Only a few clients come for these services as a couple and our observation is that clients receiving couple counselling tend to adhere to the contraception method better as opposed to those receiving counselling as individuals. The couples receiving counselling together get to appreciate the advantages that come with using a contraception method, the side effects as well as the management of the side effects.

Makhwaje further stated that there is sometimes some resistance towards specific family planning methods, mostly because of the irregular bleeding patterns caused by hormonal contraceptive methods. The male partners usually complain of interruption of sexual intercourse caused by the bleeding. In most cases, female clients start a contraceptive method without discussing with the male partner first and that tends to cause conflict and resistance. There are also said to be a lot of myths and misconceptions around certain contraceptive methods, particularly the IUCD. The public generally have very limited knowledge about the method and the lack of knowledge can be directly attributed to the fact that for a long time now, service providers in public health facilities have not been promoting the method and the service is rarely available. Most of the service providers in public health facilities lack the expertise and skills with regards to the IUCD, which is available at BOFWA.

Makhwaje also put emphasis on the dual mode of protection which entails the simultaneous use of condoms and contraception of choice since it will not only reduce the chances of unwanted pregnancies but also the transmission of sexually transmitted diseases.

We are in an era where reproduction is left to the hands of our maker, socio economic pressures require the monitoring of family size, this is closely linked to reproductive rights, causing a ripple effect ultimately affecting the right to heakth, education and employment.

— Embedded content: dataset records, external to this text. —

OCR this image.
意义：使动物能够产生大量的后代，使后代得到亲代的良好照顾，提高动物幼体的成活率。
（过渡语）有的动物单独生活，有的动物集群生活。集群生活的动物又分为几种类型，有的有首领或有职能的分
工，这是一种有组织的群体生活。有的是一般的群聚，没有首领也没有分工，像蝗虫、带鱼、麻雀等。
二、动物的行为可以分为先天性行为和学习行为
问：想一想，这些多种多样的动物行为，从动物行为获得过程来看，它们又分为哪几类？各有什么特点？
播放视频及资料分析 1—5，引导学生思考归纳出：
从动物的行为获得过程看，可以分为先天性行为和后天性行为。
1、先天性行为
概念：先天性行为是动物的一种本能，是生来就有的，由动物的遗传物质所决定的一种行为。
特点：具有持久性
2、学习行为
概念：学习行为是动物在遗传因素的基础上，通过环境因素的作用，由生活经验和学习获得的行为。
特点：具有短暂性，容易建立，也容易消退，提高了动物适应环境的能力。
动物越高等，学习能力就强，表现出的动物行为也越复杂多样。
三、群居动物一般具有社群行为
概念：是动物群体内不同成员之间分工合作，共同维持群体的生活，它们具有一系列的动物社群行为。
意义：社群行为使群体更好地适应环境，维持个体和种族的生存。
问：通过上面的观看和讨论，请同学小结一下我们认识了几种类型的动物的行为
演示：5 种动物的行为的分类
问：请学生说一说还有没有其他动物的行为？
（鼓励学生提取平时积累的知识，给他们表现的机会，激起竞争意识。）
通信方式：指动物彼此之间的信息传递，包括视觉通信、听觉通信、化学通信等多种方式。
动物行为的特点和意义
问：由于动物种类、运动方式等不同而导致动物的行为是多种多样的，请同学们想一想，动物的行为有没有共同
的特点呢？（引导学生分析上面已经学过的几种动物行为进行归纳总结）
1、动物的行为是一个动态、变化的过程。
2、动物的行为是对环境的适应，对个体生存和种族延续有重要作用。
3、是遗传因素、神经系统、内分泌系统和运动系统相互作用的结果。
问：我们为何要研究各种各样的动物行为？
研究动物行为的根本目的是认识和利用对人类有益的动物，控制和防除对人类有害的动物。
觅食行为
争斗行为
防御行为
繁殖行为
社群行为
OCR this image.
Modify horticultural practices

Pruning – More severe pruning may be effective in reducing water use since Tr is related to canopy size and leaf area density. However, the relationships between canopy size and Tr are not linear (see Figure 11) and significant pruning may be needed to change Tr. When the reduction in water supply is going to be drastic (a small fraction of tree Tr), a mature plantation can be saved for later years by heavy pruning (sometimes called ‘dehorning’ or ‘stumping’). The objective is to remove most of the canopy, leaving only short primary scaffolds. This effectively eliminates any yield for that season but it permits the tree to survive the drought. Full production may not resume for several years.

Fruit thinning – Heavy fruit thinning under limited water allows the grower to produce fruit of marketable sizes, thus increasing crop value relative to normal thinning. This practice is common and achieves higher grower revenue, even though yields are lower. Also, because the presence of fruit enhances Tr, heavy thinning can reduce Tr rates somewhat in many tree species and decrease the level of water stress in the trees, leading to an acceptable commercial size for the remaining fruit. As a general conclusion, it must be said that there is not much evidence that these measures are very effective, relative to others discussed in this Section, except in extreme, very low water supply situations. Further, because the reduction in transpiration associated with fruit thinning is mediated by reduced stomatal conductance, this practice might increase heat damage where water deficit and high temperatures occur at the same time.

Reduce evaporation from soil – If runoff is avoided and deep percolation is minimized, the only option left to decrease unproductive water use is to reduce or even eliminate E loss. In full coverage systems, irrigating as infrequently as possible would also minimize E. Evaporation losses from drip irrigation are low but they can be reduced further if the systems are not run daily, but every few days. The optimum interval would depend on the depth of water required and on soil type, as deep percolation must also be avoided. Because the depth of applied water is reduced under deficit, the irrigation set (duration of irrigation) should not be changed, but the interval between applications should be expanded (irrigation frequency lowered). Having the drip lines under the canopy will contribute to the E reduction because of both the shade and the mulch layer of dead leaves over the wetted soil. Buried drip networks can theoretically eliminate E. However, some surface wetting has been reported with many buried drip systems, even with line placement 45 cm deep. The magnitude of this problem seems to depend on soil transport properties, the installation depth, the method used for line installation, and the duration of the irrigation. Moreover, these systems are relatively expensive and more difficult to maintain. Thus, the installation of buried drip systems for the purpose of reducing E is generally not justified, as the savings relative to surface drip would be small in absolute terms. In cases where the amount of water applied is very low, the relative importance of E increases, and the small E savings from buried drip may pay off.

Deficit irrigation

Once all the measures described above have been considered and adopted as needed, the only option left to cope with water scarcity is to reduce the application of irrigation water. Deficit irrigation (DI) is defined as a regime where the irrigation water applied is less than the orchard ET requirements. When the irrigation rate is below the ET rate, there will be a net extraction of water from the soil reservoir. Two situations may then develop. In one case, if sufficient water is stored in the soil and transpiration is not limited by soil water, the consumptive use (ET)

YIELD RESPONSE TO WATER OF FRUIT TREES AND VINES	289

According to the 2018 UNFPA report titled, “The Power of Choice: Reproductive Rights and Demographic Transition,” in the foreword by Executive Director it is stated that, “Choice can change the world.”  The report further states that, “When a woman has the power and means to prevent or delay a pregnancy, for example, she has more control over her health and can enter or stay in the paid labour force and realize her full economic potential,  no country can claim that all of its citizens enjoy reproductive rights at all times. Most couples cannot have the number of children they want because they either lack economic and social support to achieve their preferred family size, or the means to control their fertility. The unmet need for modern contraception prevents hundreds of millions of women from choosing smaller families.”